The analyst reiterates a Buy rating on PIRS stock with a $12 price target, which implies a close to 68% upside from current levels. (To watch Pantginis’ track record, click here)
“Immuno-oncology pipeline moving forward and growing,” asserts Pantginis, pointing out that the company’s PRS-343 asset is present-day involved in a Phase 1 trial in advanced or metastatic HER2-positive solid tumors. Data on initial safety to tolerability to pharmacokinetic and pharmacodynamic results are due in the back half of this year, with the idea for the PIRS team to expand these trials to add a combination trial of PRS-343 along with a checkpoint inhibitor involved in PD-1 blockade.
Moreover, Pantginis is “breathing easy with Pieris’ respiratory programs,” with inhaled IL-4 receptor alpha-chain (IL4Rα) antagonist PRS-060 currently under development to treat asthma- under the worldwide strategic deal the biotech player has with AstraZeneca. Meanwhile, a following multi-ascending dose (MAD) study is likely to kickstart by the middle of the year.
“Importantly, following Phase 2a, Pieris has options to co-develop and co-commercialize PRS-060 in the U.S., which could increase the royalty potential for the asset to the high teens or a gross margin share off of all global sales depending on the level of co-development by Pieris. Recall that Pieris and AstraZeneca entered into an agreement to develop up to five drug candidates in the respiratory disease space, including PRS-060, which resulted in an upfront payment of $45 million to Pieris.
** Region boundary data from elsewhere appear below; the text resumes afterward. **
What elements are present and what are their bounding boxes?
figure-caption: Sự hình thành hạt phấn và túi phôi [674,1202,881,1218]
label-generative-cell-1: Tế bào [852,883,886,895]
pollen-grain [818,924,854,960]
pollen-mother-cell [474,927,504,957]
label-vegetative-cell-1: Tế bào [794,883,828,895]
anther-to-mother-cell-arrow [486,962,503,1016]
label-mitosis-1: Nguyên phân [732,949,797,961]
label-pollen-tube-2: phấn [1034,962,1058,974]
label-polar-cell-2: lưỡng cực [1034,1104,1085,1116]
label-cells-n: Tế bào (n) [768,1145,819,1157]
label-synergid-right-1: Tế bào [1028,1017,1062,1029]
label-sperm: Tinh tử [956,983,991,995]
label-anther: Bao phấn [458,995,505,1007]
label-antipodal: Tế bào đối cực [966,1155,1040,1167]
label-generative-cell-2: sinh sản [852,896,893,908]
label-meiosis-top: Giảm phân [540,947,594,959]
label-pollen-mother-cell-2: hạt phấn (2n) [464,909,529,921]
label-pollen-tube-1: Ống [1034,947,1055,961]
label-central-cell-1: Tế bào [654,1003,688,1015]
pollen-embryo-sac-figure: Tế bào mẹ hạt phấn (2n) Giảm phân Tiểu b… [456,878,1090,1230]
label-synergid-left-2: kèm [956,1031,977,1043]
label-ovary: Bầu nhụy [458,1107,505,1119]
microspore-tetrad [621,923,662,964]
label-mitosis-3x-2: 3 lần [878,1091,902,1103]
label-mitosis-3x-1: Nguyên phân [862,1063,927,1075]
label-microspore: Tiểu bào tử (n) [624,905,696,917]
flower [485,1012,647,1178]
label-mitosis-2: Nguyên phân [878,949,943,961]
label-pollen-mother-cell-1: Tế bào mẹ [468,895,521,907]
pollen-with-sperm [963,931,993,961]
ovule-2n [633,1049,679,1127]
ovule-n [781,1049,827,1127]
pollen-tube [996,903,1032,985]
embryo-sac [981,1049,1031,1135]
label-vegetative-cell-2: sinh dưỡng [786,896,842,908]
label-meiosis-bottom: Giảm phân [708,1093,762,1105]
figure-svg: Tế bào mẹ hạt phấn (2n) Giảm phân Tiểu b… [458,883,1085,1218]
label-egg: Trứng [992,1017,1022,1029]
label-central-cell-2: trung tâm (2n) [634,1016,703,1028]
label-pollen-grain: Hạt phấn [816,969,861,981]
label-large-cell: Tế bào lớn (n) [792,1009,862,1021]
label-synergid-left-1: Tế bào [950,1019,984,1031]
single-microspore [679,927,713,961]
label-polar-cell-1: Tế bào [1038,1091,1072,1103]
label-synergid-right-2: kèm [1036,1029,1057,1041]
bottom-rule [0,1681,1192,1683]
The company is also developing a proprietary respiratory strategy in consultation with its KOL advisory board in order to identify disease areas and targets,” continues the analyst.
Looking ahead a Phase 2a data readout is likely to be ready by the close of the year. “A successful Phase 2 study could trigger the option for ASKA to develop it in Japan and certain other Asian territories and the company would seek to find partners to develop it outside of those territories,” concludes Pantginis, who notes that the company could gain access to an over $80 million in option exercise fee and milestone payments should this option be taken.
TipRanks signals early initial bullish word on the biotech firm, with 2 analysts polled in the last 3 months coming in bullish on PIRS shares. With an encouraging return potential of 60%, the stock’s consensus target price lands at $11.50.